By Mako Allen
Your kinks are okay, really. So are mine. Everyone’s kinks can mix together quite nicely if we supply the one missing ingredient: water.
Verse Eight
The supreme good is like water,
Which nourishes all things without trying to.
It is content with the low places that people disdain.
Thus it is like the Tao.
In dwelling, live close to the ground.
In thinking, keep to the simple.
In conflict, be fair and generous.
In governing, don’t try to control.
In work, do what you enjoy.
In family life, be completely present.
When you are content to be simply yourself
And don’t compare or compete,
Everybody will respect you.
Taoism holds up the behaviors inherent in nature as examples for proper functioning. We can learn a lot from water, about living our kinks, and living in general.
There’s this tendency people have to compare themselves to others. “That bottom can take more pain than I can.” or “I know more about rope than that guy!” But the truth is, all water mixes together. Comparison for the purpose of establishing authority, or for vanity’s sake is a useless endeavor. When you play with others your water mixes with theirs, and the scene you create is unique because of it.

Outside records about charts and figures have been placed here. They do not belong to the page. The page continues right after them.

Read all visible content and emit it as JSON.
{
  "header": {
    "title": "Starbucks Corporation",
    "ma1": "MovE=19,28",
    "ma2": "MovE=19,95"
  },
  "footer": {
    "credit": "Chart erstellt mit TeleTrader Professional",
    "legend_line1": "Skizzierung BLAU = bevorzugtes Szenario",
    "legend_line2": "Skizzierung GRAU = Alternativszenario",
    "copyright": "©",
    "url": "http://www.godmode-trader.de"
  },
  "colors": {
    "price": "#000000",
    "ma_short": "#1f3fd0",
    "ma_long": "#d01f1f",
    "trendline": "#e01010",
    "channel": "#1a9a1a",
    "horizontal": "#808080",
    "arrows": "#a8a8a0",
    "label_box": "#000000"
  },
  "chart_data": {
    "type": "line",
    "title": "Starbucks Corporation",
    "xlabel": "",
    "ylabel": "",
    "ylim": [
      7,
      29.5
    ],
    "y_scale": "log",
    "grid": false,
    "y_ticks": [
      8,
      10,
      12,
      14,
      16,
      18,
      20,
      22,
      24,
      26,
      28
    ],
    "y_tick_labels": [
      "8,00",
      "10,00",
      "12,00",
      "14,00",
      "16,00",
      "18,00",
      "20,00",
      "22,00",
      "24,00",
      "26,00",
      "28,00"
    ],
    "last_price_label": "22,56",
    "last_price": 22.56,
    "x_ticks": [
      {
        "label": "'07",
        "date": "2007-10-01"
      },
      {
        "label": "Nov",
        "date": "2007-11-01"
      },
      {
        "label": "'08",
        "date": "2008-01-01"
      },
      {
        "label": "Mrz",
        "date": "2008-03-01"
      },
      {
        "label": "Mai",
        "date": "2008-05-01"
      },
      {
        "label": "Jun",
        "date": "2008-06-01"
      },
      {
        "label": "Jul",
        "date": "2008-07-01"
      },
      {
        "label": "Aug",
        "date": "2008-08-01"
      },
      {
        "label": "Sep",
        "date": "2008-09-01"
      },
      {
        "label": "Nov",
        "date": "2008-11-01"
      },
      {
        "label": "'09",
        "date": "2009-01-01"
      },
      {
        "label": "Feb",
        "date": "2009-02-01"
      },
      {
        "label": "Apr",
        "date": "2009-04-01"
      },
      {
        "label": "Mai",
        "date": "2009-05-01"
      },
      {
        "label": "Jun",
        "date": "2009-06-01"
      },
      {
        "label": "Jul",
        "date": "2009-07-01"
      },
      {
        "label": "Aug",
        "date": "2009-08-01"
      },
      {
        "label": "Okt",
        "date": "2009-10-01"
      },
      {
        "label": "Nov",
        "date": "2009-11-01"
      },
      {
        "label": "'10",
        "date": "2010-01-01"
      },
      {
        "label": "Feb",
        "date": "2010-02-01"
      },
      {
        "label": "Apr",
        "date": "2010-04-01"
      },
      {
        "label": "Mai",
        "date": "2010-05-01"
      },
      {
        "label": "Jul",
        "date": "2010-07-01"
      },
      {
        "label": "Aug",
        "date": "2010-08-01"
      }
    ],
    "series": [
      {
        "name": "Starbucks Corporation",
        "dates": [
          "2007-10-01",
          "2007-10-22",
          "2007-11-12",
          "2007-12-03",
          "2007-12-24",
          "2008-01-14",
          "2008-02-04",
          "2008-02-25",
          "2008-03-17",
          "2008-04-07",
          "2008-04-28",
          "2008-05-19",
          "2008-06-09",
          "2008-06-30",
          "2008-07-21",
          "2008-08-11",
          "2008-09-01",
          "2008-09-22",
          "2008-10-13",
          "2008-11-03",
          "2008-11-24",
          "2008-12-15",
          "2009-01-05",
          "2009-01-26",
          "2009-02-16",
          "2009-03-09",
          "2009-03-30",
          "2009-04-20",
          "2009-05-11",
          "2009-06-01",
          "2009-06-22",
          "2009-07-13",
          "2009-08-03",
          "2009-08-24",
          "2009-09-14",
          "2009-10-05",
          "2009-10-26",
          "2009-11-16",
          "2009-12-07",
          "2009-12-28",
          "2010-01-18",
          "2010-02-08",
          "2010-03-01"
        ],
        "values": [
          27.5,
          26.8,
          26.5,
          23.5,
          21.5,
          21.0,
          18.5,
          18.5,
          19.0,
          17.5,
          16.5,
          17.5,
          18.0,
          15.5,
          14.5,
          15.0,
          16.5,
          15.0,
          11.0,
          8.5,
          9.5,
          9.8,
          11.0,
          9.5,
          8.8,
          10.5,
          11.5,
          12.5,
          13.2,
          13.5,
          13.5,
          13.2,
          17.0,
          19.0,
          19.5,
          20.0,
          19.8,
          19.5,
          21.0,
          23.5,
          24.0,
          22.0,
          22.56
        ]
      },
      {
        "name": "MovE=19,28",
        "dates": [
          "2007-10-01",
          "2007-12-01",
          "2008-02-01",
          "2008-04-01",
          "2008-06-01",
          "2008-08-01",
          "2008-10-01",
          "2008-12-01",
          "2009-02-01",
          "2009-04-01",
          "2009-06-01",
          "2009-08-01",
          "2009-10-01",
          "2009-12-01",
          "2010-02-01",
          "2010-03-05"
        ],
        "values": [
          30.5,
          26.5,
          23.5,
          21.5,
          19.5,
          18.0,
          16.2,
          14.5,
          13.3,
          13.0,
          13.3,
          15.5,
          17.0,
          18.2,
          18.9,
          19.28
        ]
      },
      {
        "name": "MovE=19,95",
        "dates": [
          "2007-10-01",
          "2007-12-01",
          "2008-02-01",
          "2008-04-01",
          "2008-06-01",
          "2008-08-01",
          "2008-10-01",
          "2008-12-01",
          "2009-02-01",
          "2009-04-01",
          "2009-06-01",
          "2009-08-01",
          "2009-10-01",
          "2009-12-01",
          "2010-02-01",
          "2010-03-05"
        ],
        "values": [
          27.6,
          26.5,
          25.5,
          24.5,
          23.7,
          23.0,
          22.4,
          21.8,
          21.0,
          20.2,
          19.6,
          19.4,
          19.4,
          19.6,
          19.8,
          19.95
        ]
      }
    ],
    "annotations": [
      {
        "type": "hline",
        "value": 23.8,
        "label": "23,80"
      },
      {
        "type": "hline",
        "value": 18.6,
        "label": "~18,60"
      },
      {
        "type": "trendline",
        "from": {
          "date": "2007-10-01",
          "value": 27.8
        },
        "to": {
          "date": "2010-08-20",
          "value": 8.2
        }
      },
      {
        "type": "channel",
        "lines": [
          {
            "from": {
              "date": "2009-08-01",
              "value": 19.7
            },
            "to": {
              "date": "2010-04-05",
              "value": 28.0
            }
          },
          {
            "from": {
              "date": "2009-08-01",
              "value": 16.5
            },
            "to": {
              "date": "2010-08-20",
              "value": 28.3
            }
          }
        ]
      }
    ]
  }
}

Letting your water mix with that of others creates flow, bonding you together. Isn’t that what a good scene is really all about? Connecting, sharing sensation, pleasure, and emotion make playing with others sublime.
Water can serve as a negative example, too. Still or calm waters are clear, and easy to see through. Consider rapids though. Water crashes and tumbles over rocks, becoming frothy and agitated. Such water is impossible to see through, and to fight. Instead of moving in one direction, it slops around like crazy, spilling and hissing over the shore, making a muddy mess.
We’re just the same when we strive. Instead of moving with our play partners, melding our kinks with theirs, we struggle to exert control, push the scene in uncomfortable directions. Ever get a spanking, without a warm-up, on a day you were tired and not really up to play? That’s the kind of striving I’m talking about. No matter how much you want it to feel good, sometimes it just doesn’t.
That’s not to say that you can’t learn new things, and grow in new directions. Actually, if you act like water, you’re infinitely capable of doing so. Water has no shape, but adapts itself to whatever container holds it. It seeps through cracks, gradually, seeking the lowest ground, quietly going wherever it can. It seeks new paths incessantly, tirelessly, without fail.
We can be that way too. By being open to new activities, interests, and fetishes we find our way to new places. If we put aside prejudices and ego about what we should do, we find that we can do all sorts of things.
I recently had a conversation with a friend who’s an extreme player, and gets beat black and blue all the time – but who is absolutely terrified of being infantilized, by being talked down to, or put in a diaper. I pointed out to her how strong she’d have to be to let that happen to her, and now she wants to try it.
Similarly, a friend of mine recently taught me fire play. He and I did a wonderful scene using rubbing alcohol and fire swabs to light up another bottom, an age player who doesn’t normally step outside of his diapered comfort zone. We dragged these lit fire swabs up and down his back, brushing and swatting the fires away with our hands. When we were done, the bottom told me how amazingly soothing, warm, and comforting it felt. It made me feel powerful to do it, and tapped into my own daddy-energy, because I wanted to do it with precision and care.
I remember thinking years ago how fire play was painful and scary and not for me. How silly of me. Lao-tzu has it right – we over think everything. Keep it simple.
There’s this other thing about water: it’s for everyone. There’s this phrase I’ve heard for years in the kink community, “Your Kink is OK”, or YKIOK for short. The unspoken part at the end of that sentence is, “even if it’s not my kink.”
That sort of peaceful coexistence has so many benefits. When you are tolerant of others’ interests and don’t dismiss them, you might find you actually enjoy them. Even if you don’t, your tolerance eliminates the need or desire to compare what you do with what they do. That’s a very big burden to throw off! You can play with others unafraid of being judged for what you like. You never know how or when that open-minded attitude will win you friends, advocates, and allies. I’ve seen this personally in my experience with people into pony play.
When I first went to Camp Crucible several years ago, I met more ponies than I ever had before. I didn’t know a lot about them at the time, but kept an open mind. I found that it was really easy to see them as the ponies they wanted to be seen as. I remember petting them, watching them train, and being praised by their trainers for being mindful, and well mannered around them.
This, I think, is the crucial thing. Even though I didn’t know about pony play, I came to it with an open mind, and an open heart. I embraced the joy it brought the ponies and their trainers.
Clearly, it showed. Without my having asked for it, the ponies and their trainers treated me like the big kid I felt like inside. They praised me for being gentle with the ponies, using an inside voice to talk to them, stroking and petting them gently, too. I, and my age play, was as much an unknown quantity to them, but they instinctively sought to see me in my entirety, to drink me in, like I was doing for them. My water mixed with theirs, and it was oh so sweet.